Australia and China have signed a memorandum of understanding to strengthen communication and cooperation on corporate mergers which affect both the Australian and Chinese markets, the Australian Competition and Consumer Commission (ACCC) announced in a media release.
The deal was signed between the ACCC and the Ministry of Commerce of the People’s Republic of China (MOFCOM), which is one of three bodies administering China’s Anti-Monopoly Law and the agency responsible for mergers regulation.
“The scope of the agreement allows the agencies to exchange information on the definition of markets and theory of harm as well as impact assessments and the design of merger remedies, subject to confidentiality and privacy requirements in each jurisdiction,” ACCC Chairman Rod Sims said.
“As part of the agreement, we plan to discuss our competition laws and policies and we look forward to sharing our experiences in law enforcement.
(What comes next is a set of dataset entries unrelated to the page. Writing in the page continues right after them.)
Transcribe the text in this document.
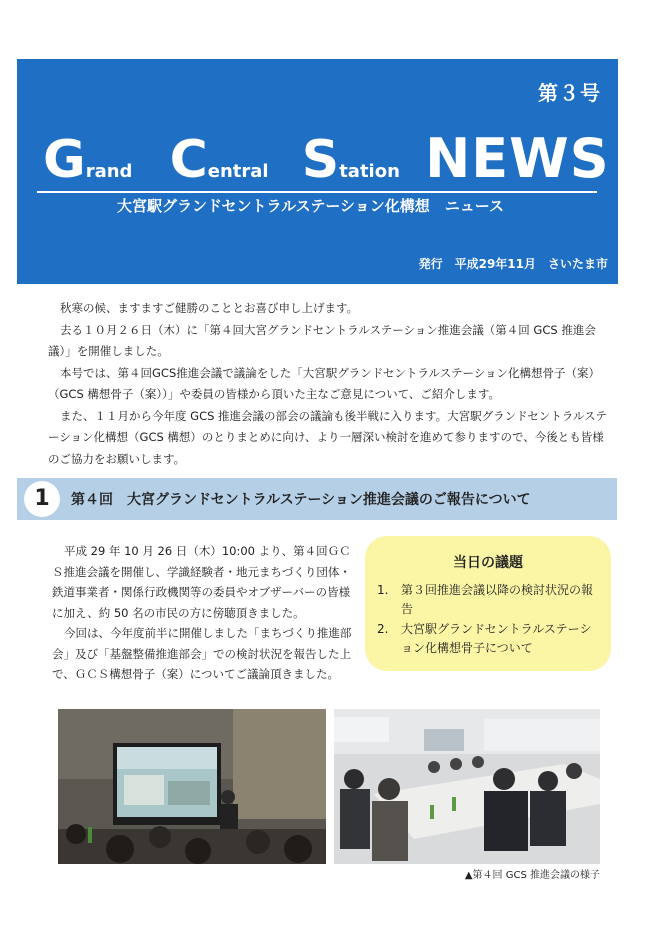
第３号
Grand Central Station NEWS
大宮駅グランドセントラルステーション化構想　ニュース
発行　平成29年11月　さいたま市

秋寒の候、ますますご健勝のこととお喜び申し上げます。

去る１０月２６日（木）に「第４回大宮グランドセントラルステーション推進会議（第４回 GCS 推進会議）」を開催しました。

本号では、第４回GCS推進会議で議論をした「大宮駅グランドセントラルステーション化構想骨子（案）（GCS 構想骨子（案））」や委員の皆様から頂いた主なご意見について、ご紹介します。

また、１１月から今年度 GCS 推進会議の部会の議論も後半戦に入ります。大宮駅グランドセントラルステーション化構想（GCS 構想）のとりまとめに向け、より一層深い検討を進めて参りますので、今後とも皆様のご協力をお願いします。

1	第４回　大宮グランドセントラルステーション推進会議のご報告について

平成 29 年 10 月 26 日（木）10:00 より、第４回ＧＣＳ推進会議を開催し、学識経験者・地元まちづくり団体・鉄道事業者・関係行政機関等の委員やオブザーバーの皆様に加え、約 50 名の市民の方に傍聴頂きました。

今回は、今年度前半に開催しました「まちづくり推進部会」及び「基盤整備推進部会」での検討状況を報告した上で、ＧＣＳ構想骨子（案）についてご議論頂きました。

当日の議題
1.	第３回推進会議以降の検討状況の報告
2.	大宮駅グランドセントラルステーション化構想骨子について
▲第４回 GCS 推進会議の様子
For both countries, the MOU recognises the importance of cooperation in the field of competition regulation,” he said.
Speaking at the American Bar Association’s Anti-trust in Asia conference in Beijing on Thursday, Mr Sims stressed the importance of establishing closer ties with competition regulators in Asia, particularly in relation to global mergers and cartels.
“The rise of anti-trust in Asia means the merger processes and remedies imposed by our counterparts have an increasing prospect of affecting Australian companies and consumers.”
Mr Sims said the ACCC was working to develop strong and long-term relationships within the Asian region.
“The ACCC has entered, or is at an advanced stage of negotiating, memoranda of understanding with a number of our Asian counterparts to facilitate practical and cooperative relationships.”